Despite its advantages, MiniWorld’s graphics and physics are basic, which limits its use for highly detailed simulations such as those involving robotic arms.
Installation and Usage
To get started with MiniWorld, users need Python 3.7 or higher and dependencies like Gymnasium, NumPy, and Pyglet for 3D graphics. GPU support, while optional, can enhance performance. Installation is straightforward, either through PyPI with a simple command:
python3 -m pip install miniworld
Or by cloning the source from GitHub:
git clone https://github.com/Farama-Foundation/Miniworld.git
cd Miniworld
python3 -m pip install -e .
If any issues arise, a comprehensive troubleshooting guide is available to guide users through common problems.
Simulation Control and Testing
MiniWorld provides a user-friendly UI application for manual control of the simulation or a real-world robot. By using the manual_control.py
script, users can easily navigate different environments and view real-time camera feeds. Additional scripts are also available to conduct automated tests and gather performance metrics, ensuring efficient and effective simulation evaluations.

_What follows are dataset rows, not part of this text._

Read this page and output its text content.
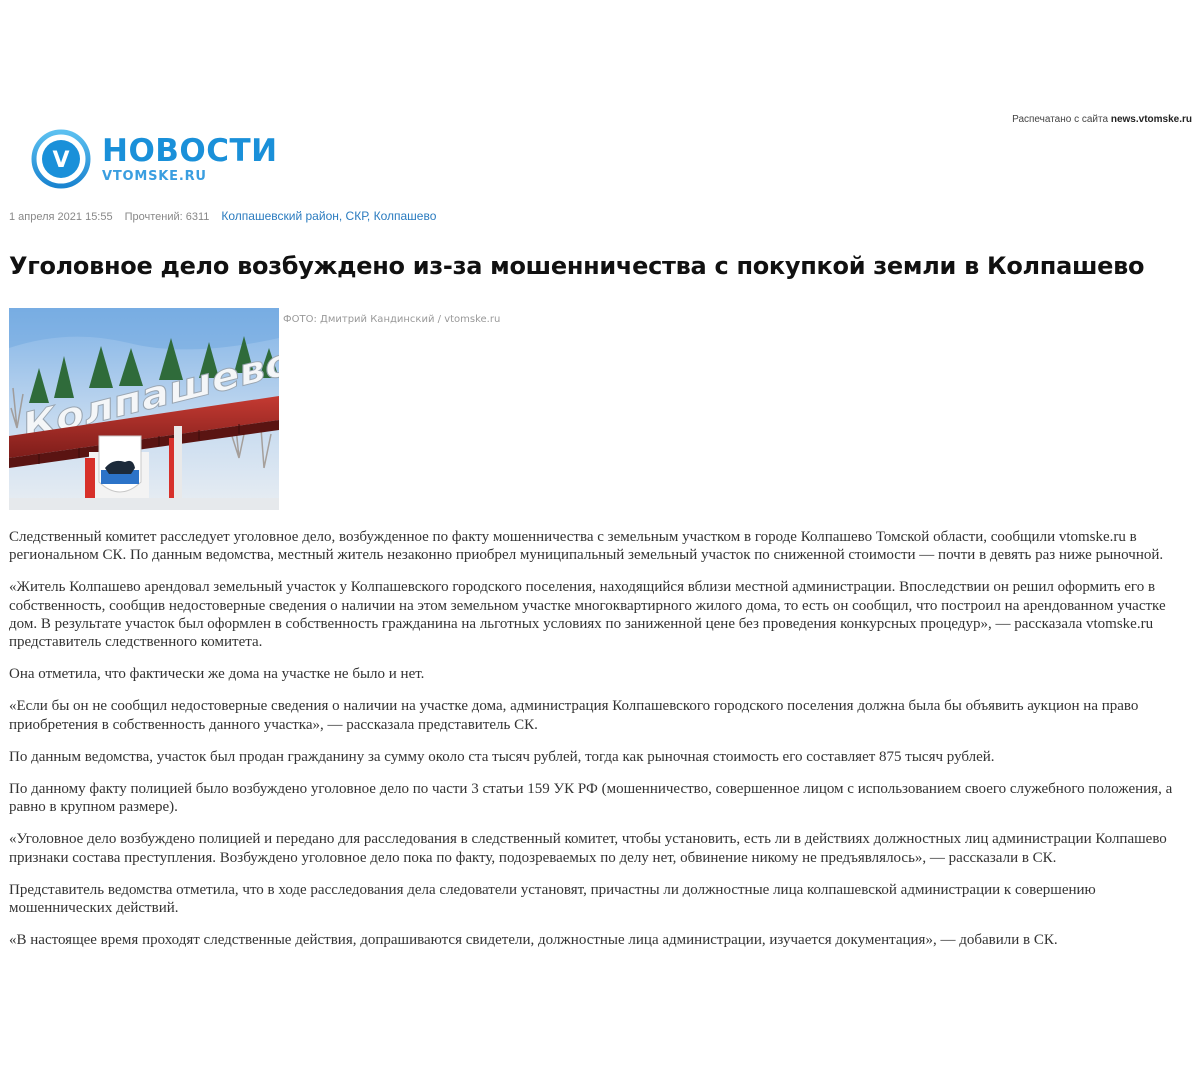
Распечатано с сайта news.vtomske.ru
V НОВОСТИ
VTOMSKE.RU
1 апреля 2021 15:55 Прочтений: 6311 Колпашевский район, СКР, Колпашево
Уголовное дело возбуждено из-за мошенничества с покупкой земли в Колпашево
Колпашево
ФОТО: Дмитрий Кандинский / vtomske.ru

Следственный комитет расследует уголовное дело, возбужденное по факту мошенничества с земельным участком в городе Колпашево Томской области, сообщили vtomske.ru в региональном СК. По данным ведомства, местный житель незаконно приобрел муниципальный земельный участок по сниженной стоимости — почти в девять раз ниже рыночной.

«Житель Колпашево арендовал земельный участок у Колпашевского городского поселения, находящийся вблизи местной администрации. Впоследствии он решил оформить его в собственность, сообщив недостоверные сведения о наличии на этом земельном участке многоквартирного жилого дома, то есть он сообщил, что построил на арендованном участке дом. В результате участок был оформлен в собственность гражданина на льготных условиях по заниженной цене без проведения конкурсных процедур», — рассказала vtomske.ru представитель следственного комитета.

Она отметила, что фактически же дома на участке не было и нет.

«Если бы он не сообщил недостоверные сведения о наличии на участке дома, администрация Колпашевского городского поселения должна была бы объявить аукцион на право приобретения в собственность данного участка», — рассказала представитель СК.

По данным ведомства, участок был продан гражданину за сумму около ста тысяч рублей, тогда как рыночная стоимость его составляет 875 тысяч рублей.

По данному факту полицией было возбуждено уголовное дело по части 3 статьи 159 УК РФ (мошенничество, совершенное лицом с использованием своего служебного положения, а равно в крупном размере).

«Уголовное дело возбуждено полицией и передано для расследования в следственный комитет, чтобы установить, есть ли в действиях должностных лиц администрации Колпашево признаки состава преступления. Возбуждено уголовное дело пока по факту, подозреваемых по делу нет, обвинение никому не предъявлялось», — рассказали в СК.

Представитель ведомства отметила, что в ходе расследования дела следователи установят, причастны ли должностные лица колпашевской администрации к совершению мошеннических действий.

«В настоящее время проходят следственные действия, допрашиваются свидетели, должностные лица администрации, изучается документация», — добавили в СК.
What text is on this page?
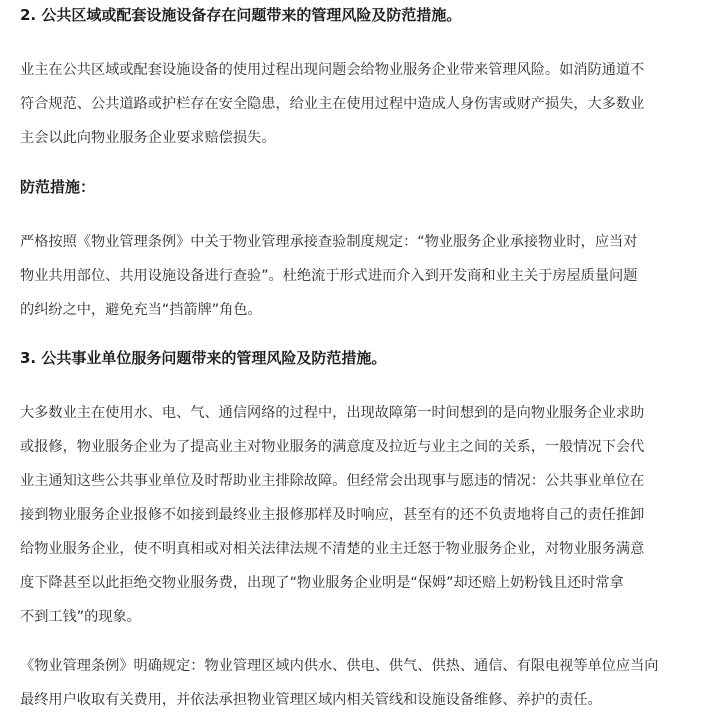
2. 公共区域或配套设施设备存在问题带来的管理风险及防范措施。

业主在公共区域或配套设施设备的使用过程出现问题会给物业服务企业带来管理风险。如消防通道不
符合规范、公共道路或护栏存在安全隐患，给业主在使用过程中造成人身伤害或财产损失，大多数业
主会以此向物业服务企业要求赔偿损失。

防范措施：

严格按照《物业管理条例》中关于物业管理承接查验制度规定：“物业服务企业承接物业时，应当对
物业共用部位、共用设施设备进行查验”。杜绝流于形式进而介入到开发商和业主关于房屋质量问题
的纠纷之中，避免充当“挡箭牌”角色。

3. 公共事业单位服务问题带来的管理风险及防范措施。

大多数业主在使用水、电、气、通信网络的过程中，出现故障第一时间想到的是向物业服务企业求助
或报修，物业服务企业为了提高业主对物业服务的满意度及拉近与业主之间的关系，一般情况下会代
业主通知这些公共事业单位及时帮助业主排除故障。但经常会出现事与愿违的情况：公共事业单位在
接到物业服务企业报修不如接到最终业主报修那样及时响应，甚至有的还不负责地将自己的责任推卸
给物业服务企业，使不明真相或对相关法律法规不清楚的业主迁怒于物业服务企业，对物业服务满意
度下降甚至以此拒绝交物业服务费，出现了“物业服务企业明是“保姆”却还赔上奶粉钱且还时常拿
不到工钱”的现象。

《物业管理条例》明确规定：物业管理区域内供水、供电、供气、供热、通信、有限电视等单位应当向
最终用户收取有关费用，并依法承担物业管理区域内相关管线和设施设备维修、养护的责任。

Special Features for Cluster and Online Environments
When running simulations in environments like clusters or Google Colab, MiniWorld supports offscreen rendering. Adjustments, such as setting PYOPENGL_PLATFORM
to egl
or using xvfb
, ensure smooth operation in these contexts.
Publications and Research
MiniWorld has been featured in numerous research publications, underscoring its utility in advancing reinforcement learning and robotics. Studies have explored various aspects such as exploration, offline reinforcement learning, goal-conditioned transfer, and more, highlighting MiniWorld’s versatility in facilitating cutting-edge research.
In summary, MiniWorld represents a balanced fusion of simplicity, flexibility, and performance, making it a valuable resource for researchers and students delving into reinforcement learning and robotics.